JEAN-MICHEL BLANQUER
Bien entendu.
JEAN-MICHEL APHATIE
Mais ça les aide quand même aussi.
JEAN-MICHEL BLANQUER
Bien sûr. Mais nous sommes clairement dans une période de transition. Ce que l'on doit regarder, c'est au cas par cas comment on améliore les choses pour tout le monde. C'est ce qui a été demandé aux préfets et aux recteurs, et ils y travaillent actuellement pour qu'au cas par cas, on résolve les problèmes que l'on vient d'entendre, mais aussi pour réfléchir sur la durée et le plus rapidement possible, évidemment, pour de nouveaux contrats. C'est ce que certaines collectivités ont pu faire et c'est au bénéfice de tout le monde.
JEAN-MICHEL APHATIE
Vous avez besoin dans l'éducation nationale de ce type d'emploi.

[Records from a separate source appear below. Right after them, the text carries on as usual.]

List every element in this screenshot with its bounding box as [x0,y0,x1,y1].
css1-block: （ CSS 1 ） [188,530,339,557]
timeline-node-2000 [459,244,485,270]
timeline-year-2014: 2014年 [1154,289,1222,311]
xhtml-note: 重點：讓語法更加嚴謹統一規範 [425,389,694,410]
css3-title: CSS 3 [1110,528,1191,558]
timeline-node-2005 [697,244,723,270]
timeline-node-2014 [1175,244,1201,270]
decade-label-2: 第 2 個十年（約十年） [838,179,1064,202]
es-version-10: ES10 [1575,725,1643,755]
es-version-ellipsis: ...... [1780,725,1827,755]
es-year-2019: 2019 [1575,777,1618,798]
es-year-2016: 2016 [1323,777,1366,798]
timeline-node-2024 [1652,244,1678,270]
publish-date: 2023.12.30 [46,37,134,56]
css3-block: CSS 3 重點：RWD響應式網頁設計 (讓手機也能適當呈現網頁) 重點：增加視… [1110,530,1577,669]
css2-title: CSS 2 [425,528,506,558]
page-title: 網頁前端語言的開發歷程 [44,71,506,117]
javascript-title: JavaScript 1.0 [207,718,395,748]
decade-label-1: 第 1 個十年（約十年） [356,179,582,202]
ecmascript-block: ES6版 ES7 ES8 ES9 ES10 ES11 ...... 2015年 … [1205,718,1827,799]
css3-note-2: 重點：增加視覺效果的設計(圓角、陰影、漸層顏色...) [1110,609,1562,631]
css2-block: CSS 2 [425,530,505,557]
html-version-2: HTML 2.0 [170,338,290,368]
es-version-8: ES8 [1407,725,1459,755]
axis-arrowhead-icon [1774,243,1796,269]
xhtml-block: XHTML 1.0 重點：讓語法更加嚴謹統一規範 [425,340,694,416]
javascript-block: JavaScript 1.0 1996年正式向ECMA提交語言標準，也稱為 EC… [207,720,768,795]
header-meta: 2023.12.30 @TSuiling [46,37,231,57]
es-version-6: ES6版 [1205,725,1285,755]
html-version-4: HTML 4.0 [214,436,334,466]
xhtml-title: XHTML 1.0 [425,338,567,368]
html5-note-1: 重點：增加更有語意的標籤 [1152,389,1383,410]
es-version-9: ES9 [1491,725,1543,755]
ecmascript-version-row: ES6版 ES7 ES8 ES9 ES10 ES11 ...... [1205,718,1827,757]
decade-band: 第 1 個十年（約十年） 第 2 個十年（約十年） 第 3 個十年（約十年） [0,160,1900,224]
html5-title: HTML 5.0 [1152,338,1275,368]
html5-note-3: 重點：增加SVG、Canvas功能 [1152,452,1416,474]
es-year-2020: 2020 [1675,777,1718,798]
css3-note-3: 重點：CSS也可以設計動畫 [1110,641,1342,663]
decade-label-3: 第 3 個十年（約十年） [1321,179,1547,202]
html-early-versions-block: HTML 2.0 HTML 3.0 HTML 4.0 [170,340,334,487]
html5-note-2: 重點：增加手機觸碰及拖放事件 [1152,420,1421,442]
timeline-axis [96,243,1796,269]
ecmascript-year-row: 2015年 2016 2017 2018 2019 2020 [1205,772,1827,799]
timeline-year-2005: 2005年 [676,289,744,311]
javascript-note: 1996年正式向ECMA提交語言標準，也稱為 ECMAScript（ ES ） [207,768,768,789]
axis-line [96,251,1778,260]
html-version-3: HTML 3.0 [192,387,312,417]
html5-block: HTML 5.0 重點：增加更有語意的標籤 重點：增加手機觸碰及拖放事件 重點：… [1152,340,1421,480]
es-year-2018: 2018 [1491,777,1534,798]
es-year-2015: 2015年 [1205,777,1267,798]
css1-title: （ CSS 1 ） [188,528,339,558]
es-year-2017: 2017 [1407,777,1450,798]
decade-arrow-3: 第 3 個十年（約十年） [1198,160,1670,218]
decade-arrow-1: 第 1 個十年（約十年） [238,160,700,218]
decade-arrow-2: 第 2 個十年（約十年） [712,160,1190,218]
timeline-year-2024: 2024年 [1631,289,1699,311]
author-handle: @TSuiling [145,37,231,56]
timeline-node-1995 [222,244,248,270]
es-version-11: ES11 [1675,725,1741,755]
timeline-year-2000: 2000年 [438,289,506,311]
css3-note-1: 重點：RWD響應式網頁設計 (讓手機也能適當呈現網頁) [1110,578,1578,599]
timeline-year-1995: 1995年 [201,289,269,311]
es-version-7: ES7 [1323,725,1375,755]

Vous avez besoin d'aider les collectivités territoriales à assurer le service qui doit être assuré au sein de l'éducation nationale.
JEAN-MICHEL BLANQUER
Oui, bien sûr, mais on n'en a pas besoin d'autant que ce qui a pu exister dans le passé.
JEAN-MICHEL APHATIE
C'est vrai ? Il y en avait trop ?
JEAN-MICHEL BLANQUER
Oui, parce que les contrats aidés, vous le savez bien, ont été utilisés par les gouvernements successifs pour faire baisser le chômage mais on a vu à quel point ça menait peu à l'emploi les personnes concernées et à quel point beaucoup se plaignaient du caractère précaire de ces emplois. Donc aujourd'hui on passe à autre chose, il faut reconnaître que c'est un moment de transition et que ça n'est pas toujours facile au cas par cas, mais c'est dans un but d'améliorer la situation que nous faisons cela.
JEAN-MICHEL APHATIE
Nous avons entendu hier, avec un peu d'émotion d'ailleurs, une auditrice de France Inter qui se plaignait de la suppression et des conditions dans lesquelles son emploi aidé a été supprimé. On l'écoute.
UNE ANCIENNE SALARIEE EN EMPLOI AIDE
J'étais en contrat aidé dans une école maternelle et jeudi 31 août à 13 heures 30, sans aucun préavis ni entretien et dans une violence inouïe, la section académique m'a téléphoné pour que je ne me présente pas à mon poste de secrétaire le lendemain. Si un employeur privé utilisait de telles méthodes, ce serait un scandale absolu, mais que l'Etat se permette de mépriser à ce point des humains en situation précaire certes, mais qui occupent des postes souvent stratégiques, ça ne choque personne.
JEAN-MICHEL APHATIE
Pas facile de répondre à ce type de témoignage. Et là, c'est l'inspection académique donc vos services qui sont mis en cause dans ce cas.
JEAN-MICHEL BLANQUER
Ça n'a malheureusement rien de nouveau. C'est-à-dire qu'un contrat aidé, ça s'arrêtait toujours brutalement, ça n'était pas renouvelé au bout de deux fois, et cetera. Le contrat aidé n'a jamais été un idéal. Je ne connais pas cette situation particulière. Evidemment, c'est déplorable si ça s'est passé dans les conditions qui viennent d'être décrites, mais le contrat aidé n'a jamais été la solution. Donc non, pour le futur nous devons faire mieux que cela et c'est ce sur quoi nous travaillons avec Muriel PENICAUD.
JEAN-MICHEL APHATIE
L'autre grande particularité de la rentrée, c'est que désormais les temps scolaires sont laissés à la disposition des communes. On choisit une semaine de quatre jours ou de quatre jours et demi. Quatre jours et demi, c'était la réforme qu'avait instaurée l'un de vos prédécesseurs Vincent PEILLON. Vous n'étiez pas très favorable à cette réforme, vous avez laissé les communes libres de faire comme elles le souhaitaient. Un tiers des communes environ ont choisi de revenir aux quatre jours et beaucoup qui disent que le service public doit être égalitaire sur le territoire, regrettent votre décision, Jean-Michel BLANQUER. Eric COQUEREL de la France Insoumise était notre invité hier et il résume cette position.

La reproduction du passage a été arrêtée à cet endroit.